El padre se volvió a mirarlo. El chico estaba rojo de la
rabia, con los ojos muy abiertos de tan incrédulos, con los puños apretados de
impotencia. Pensó primero en decir algo, como para tratar de mitigar ese dolor
en carne viva. Pero lo disuadió la certeza de que era mejor así, porque así
eran siempre las cosas, y las cosas no podían estar mal, si así eran siempre.
Los labios del chico se torcieron en una mueca, y por fin se lanzó en un llanto
desbocado. Ya era grande. Lo suficiente como para querer llorar a solas. Por
eso se levantó de pronto y corrió hasta su cuarto. El padre escuchó el portazo,
y no necesitó verlo para saberlo derrumbado sobre su cama, confuso, dolido,
ignorante de qué debe hacer uno con el dolor y con la rabia.

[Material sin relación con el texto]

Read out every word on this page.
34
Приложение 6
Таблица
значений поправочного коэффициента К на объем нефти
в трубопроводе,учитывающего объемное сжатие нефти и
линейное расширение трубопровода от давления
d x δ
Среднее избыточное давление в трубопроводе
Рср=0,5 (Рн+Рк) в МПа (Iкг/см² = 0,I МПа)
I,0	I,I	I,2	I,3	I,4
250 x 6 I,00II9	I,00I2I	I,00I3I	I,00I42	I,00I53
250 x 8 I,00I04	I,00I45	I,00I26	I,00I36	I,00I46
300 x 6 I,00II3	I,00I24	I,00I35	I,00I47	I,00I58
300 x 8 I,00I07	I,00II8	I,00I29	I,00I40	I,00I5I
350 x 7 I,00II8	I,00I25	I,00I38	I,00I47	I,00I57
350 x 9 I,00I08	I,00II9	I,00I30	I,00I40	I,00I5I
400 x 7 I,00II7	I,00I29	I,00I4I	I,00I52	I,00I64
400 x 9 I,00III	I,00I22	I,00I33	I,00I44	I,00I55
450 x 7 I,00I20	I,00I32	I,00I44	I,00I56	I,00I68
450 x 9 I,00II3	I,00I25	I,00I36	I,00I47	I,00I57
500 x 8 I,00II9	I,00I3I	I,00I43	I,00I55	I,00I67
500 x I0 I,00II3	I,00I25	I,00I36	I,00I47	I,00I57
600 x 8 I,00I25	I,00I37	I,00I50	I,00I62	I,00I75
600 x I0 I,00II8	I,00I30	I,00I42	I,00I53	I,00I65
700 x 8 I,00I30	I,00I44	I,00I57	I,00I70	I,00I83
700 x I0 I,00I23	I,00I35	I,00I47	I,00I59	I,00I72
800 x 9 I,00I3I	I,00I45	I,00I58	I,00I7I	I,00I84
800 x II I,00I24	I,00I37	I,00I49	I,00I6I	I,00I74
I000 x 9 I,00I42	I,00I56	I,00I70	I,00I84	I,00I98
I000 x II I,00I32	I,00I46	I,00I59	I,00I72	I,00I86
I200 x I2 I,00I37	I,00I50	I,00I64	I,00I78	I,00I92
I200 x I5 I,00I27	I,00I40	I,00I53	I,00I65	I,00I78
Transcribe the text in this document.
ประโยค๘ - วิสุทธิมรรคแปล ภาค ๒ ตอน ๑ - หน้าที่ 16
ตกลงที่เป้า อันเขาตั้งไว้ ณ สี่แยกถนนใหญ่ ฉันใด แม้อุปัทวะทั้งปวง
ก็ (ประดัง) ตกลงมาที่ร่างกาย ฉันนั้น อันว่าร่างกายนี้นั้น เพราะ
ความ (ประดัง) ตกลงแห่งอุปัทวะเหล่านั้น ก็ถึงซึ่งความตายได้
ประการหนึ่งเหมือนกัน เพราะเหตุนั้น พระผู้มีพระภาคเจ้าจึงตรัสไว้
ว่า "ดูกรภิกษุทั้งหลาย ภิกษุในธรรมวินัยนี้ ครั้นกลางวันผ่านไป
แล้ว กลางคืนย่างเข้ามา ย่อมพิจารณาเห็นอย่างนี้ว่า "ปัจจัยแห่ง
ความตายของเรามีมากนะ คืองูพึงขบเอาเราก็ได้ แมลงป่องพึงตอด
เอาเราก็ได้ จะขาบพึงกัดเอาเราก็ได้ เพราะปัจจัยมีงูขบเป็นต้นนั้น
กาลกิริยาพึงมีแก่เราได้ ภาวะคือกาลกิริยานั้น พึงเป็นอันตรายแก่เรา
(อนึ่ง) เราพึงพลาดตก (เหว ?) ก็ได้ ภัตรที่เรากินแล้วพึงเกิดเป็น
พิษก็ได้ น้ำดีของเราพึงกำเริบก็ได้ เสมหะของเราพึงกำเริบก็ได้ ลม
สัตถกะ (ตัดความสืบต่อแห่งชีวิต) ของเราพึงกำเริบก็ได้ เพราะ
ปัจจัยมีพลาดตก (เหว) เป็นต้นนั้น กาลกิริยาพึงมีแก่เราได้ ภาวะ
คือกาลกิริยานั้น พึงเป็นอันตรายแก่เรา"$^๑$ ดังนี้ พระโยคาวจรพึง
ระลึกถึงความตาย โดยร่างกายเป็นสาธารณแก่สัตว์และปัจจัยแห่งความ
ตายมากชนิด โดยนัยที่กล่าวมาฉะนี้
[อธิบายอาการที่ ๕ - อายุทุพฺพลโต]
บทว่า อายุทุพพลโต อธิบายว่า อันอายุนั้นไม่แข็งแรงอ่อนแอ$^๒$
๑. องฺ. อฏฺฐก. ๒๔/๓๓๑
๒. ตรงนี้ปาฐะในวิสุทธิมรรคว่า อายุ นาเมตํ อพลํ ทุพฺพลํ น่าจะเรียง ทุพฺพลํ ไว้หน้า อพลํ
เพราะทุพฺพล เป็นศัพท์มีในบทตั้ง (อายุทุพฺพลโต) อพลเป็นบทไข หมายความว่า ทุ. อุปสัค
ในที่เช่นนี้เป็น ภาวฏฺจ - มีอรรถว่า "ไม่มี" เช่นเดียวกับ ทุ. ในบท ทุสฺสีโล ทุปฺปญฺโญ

El padre lo supo llorando a mares, y se regocijó en esas
lágrimas. Porque uno puede decir que es de muchos equipos. Uno puede cambiar de
idea varias veces. Sobre todo si abundan los tíos y los primos grandes,
dispuestos a comprar con pelotas y camisetas la fidelidad de un corazón novato.
Pero una vez que uno llora por un equipo, la cosa está terminada. Ya no hay
retorno. No hay vuelta atrás. De la alegría se puede volver, tal vez. Pero no
de las lágrimas. Porque cuando uno sufre por su equipo, tiene un agujero
inentendible en las entrañas. Y no se lo llena nada. O mejor dicho, sólo se le
llena con una cosa: con ganar el domingo que viene. De manera que asunto
concluido. La suerte está echada. Nosotros acá, el resto enfrente. Algunos más
amigos, otros menos. Pero de este lado nosotros, los de acá, los que no tenemos
en común, tal vez, victoria alguna, pero que compartimos las lágrimas de un
montón de derrotas.
Cuando su mujer salió al patio, extrañada de que su marido
siguiese al sereno en el atardecer frío del otoño, lo encontró llorando a él
también, pero unas lágrimas gordas, densas, de esas que abren surcos pegajosos
en su camino, de esas que uno llora cuando está demasiado feliz como para
sencillamente reírse.
-¿Se puede saber qué os pasa? -preguntó la mujer,
confundida. Él la miró, sin preocuparse siquiera de ocultar sus lágrimas-: Hace
rato que Pablito entró a su cuarto y dio un portazo, y me dice que no quiere
que entre, y se lo escucha llorar y llorar como loco. Y ahora salgo y te veo a
ti también moqueando. ¿Me quieres explicar qué narices pasa?
El hombre la consideró con benevolencia. ¿Qué otra cosa
podía hacer? ¿Intentar explicarle? ¿Cómo? Se conformó con mirarla, mientras
seguía sintiendo el fluir del tiempo en el gotero de cristal de ese momento
indestructible.
-Seguro que ganasteis al Madrid y se lo restregaste por la
cara, ¿no? Seguro le hiciste de rabiar, ¿no? -Ella lo miraba con gesto de
severo reproche.-Semejante grandullón, ¿no te da vergüenza?
-No, Almudena, no le hice nada. Si el Madrid nos ganó tres a
dos. Al chico no le dije nada, te lo juro -respondió con calma, desde la cima
de su paz reconquistada.
-Pero entonces no entiendo nada. ¿Me dices que ganó el
Madrid, y el niño está llorando como loco encerrado en su cuarto?
-Sí, Almudena. Ganó el Madrid. Pero el niño ya no es del
Madrid, Almudena. -Y se sintió reconciliado con la vida, eufórico, agradecido,
emocionado; dueño legítimo y absoluto de las palabras que iba a pronunciar.
Después se incorporó, porque cosas así se dicen de pie:- Lo que pasa es que Pablito
es del Atleti, Almudena. ¡DEL ATLETI!